Article Number 000010894 "DOES PROGRESS SUPPORT OR CERTIFY ANY OS VIRTUAL SERVER?"
Contains the follow note at the end of the article.
* Due to manner in which Hyper-V technology manages shared memory, Progress Software recommends that extensive performance testing be carried out, possibly with the vendor's engagement prior to production deployment, to verify that there is not a negative performance impact on OpenEdge applications.
Can anyone add some light on this. We have just started working with a new customer running OE11.3 WG on Win2012 Server under Hyper-V. Performance seems poor for a small database. I will be running through the database setup and parameters over the next day or so. Before I get going too far, I wanted to check into the details on the article mentioned above.
I know about the NIC Card issues on VMWare. Are there specific tuning details for Hyper-V? I have looked here and in the kbase without a lot of luck.
Thanks,
Bob
It would be helpful if some db stats were available from a WG database on physical hardware to use as a comparison to the WG database on virtual.
What is the record read rate from memory for phy vs virt.
What is the record read rate from disk - OS Reads for phy vs virt.
What is the write performance for the BI file or the database sync time during a checkpoint for phy vs virt.

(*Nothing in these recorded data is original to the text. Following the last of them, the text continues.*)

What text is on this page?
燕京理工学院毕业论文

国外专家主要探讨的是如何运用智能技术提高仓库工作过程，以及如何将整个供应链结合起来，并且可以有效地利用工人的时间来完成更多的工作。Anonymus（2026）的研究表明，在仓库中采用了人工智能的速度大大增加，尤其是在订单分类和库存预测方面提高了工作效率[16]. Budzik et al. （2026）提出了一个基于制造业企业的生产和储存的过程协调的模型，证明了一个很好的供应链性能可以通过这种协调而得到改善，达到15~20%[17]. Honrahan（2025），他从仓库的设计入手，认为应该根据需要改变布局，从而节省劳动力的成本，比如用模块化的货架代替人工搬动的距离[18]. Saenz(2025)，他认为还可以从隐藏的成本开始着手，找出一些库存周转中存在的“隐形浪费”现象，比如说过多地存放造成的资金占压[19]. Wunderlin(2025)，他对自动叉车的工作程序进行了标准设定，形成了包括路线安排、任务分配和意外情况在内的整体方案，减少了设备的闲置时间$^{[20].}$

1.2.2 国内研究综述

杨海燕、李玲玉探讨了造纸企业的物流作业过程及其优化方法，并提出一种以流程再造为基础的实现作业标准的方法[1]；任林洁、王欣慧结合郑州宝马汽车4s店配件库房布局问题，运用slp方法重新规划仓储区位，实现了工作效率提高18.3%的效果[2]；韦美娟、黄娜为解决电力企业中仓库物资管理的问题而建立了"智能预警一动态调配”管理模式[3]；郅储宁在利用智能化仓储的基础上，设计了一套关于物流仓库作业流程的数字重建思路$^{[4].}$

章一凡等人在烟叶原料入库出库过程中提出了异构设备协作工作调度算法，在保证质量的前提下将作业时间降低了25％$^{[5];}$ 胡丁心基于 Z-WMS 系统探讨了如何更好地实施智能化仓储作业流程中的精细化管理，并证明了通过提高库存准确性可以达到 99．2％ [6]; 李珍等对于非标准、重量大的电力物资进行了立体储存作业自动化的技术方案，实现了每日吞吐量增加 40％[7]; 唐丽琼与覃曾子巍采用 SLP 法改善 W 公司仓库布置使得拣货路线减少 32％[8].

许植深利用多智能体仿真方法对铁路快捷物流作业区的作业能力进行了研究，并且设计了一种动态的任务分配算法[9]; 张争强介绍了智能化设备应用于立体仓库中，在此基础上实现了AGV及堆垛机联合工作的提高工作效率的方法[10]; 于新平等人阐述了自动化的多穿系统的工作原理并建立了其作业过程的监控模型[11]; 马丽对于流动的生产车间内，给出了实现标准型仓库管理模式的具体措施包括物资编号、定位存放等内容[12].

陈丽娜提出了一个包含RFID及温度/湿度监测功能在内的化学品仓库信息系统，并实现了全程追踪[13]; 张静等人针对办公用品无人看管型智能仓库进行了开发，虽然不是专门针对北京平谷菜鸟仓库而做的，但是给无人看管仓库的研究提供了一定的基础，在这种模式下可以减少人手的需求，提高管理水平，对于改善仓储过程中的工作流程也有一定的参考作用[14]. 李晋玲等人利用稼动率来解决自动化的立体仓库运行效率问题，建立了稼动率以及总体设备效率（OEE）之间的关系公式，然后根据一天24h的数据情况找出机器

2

Are the clients shared memory - or do they access data via the network ?
Trying to tune a db or hardware just going off a generic "things seem slow" makes it tough to know where to look.
maybe its a way of stating - Make sure your virtual environment isn't hosted on a NUMA server. That is the only issue I have seen with OE interacting with the memory of an environment.

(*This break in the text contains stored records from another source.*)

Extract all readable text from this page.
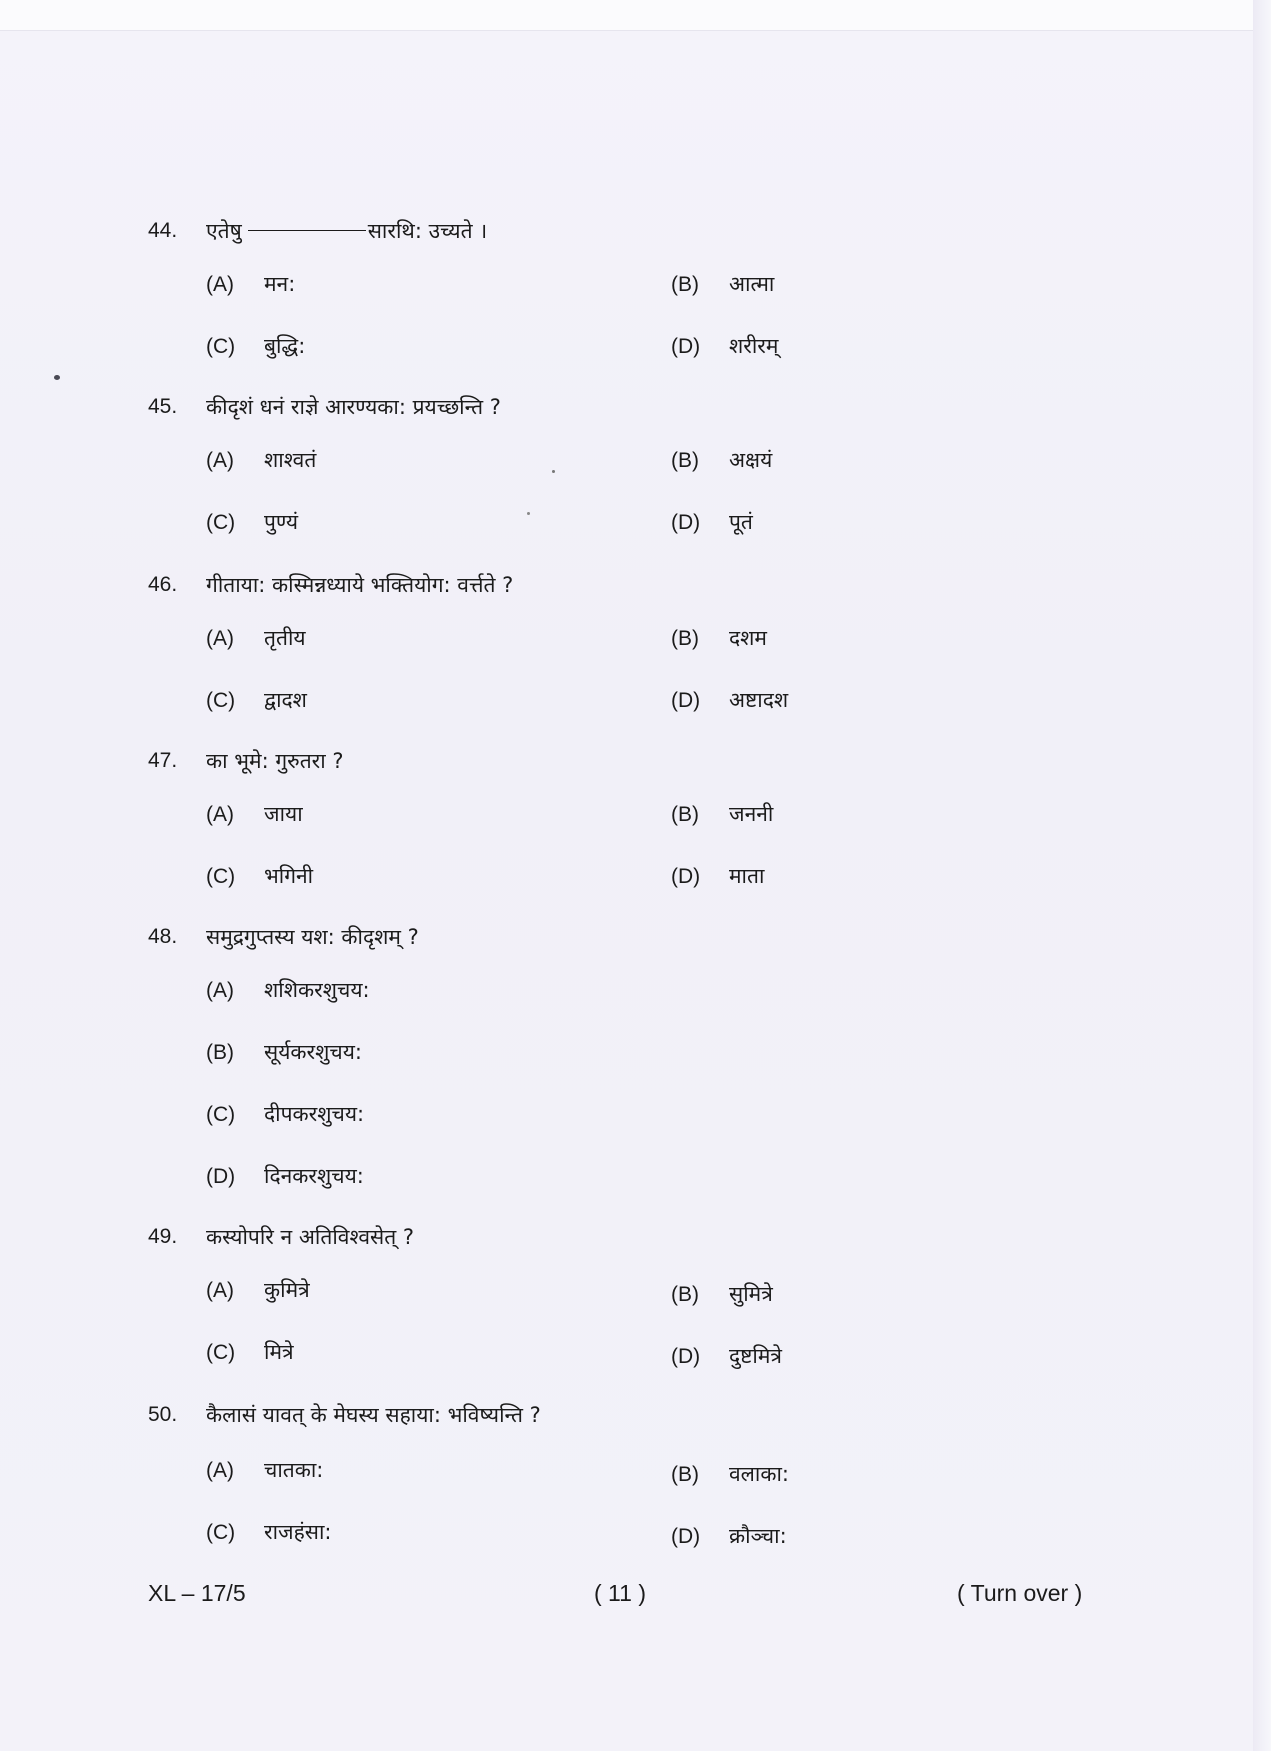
44. एतेषु	सारथि: उच्यते ।
(A) मन:	(B) आत्मा
(C) बुद्धि:	(D) शरीरम्
45. कीदृशं धनं राज्ञे आरण्यका: प्रयच्छन्ति ?
(A) शाश्वतं	(B) अक्षयं
(C) पुण्यं	(D) पूतं
46. गीताया: कस्मिन्नध्याये भक्तियोग: वर्त्तते ?
(A) तृतीय	(B) दशम
(C) द्वादश	(D) अष्टादश
47. का भूमे: गुरुतरा ?
(A) जाया	(B) जननी
(C) भगिनी	(D) माता
48. समुद्रगुप्तस्य यश: कीदृशम् ?
(A) शशिकरशुचय:
(B) सूर्यकरशुचय:
(C) दीपकरशुचय:
(D) दिनकरशुचय:
49. कस्योपरि न अतिविश्वसेत् ?
(A) कुमित्रे	(B) सुमित्रे
(C) मित्रे	(D) दुष्टमित्रे
50. कैलासं यावत् के मेघस्य सहाया: भविष्यन्ति ?
(A) चातका:	(B) वलाका:
(C) राजहंसा:	(D) क्रौञ्चा:
XL – 17/5	( 11 )	( Turn over )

The configuration of the hypervisor's memory management settings can also affect guest workloads. See this thread and the links in it for more info:
https://community.progress.com/community_groups/openedge_rdbms/f/18/p/9001/34493
The effects can be severe (like 15 minutes to proserve a db). That was VMware/Linux but I have also seen some pretty horrific performance on badly-tuned Hyper-V, on good hardware.
I'd encourage you also to try to reproduce the performance issue(s) outside of OpenEdge and the associated application, e.g. with utilities or synthetic benchmarks to do disk reads and writes (sequential/random, buffered/unbuffered), network transfers, etc. As Carey said, try to compare with a comparable reference system that has decent performance.
More than once I've seen admins refuse to help with a performance issue because "Progress is just slow", so the issue can't be theirs. Reproducing outside of OpenEdge helps to stop that excuse before it starts.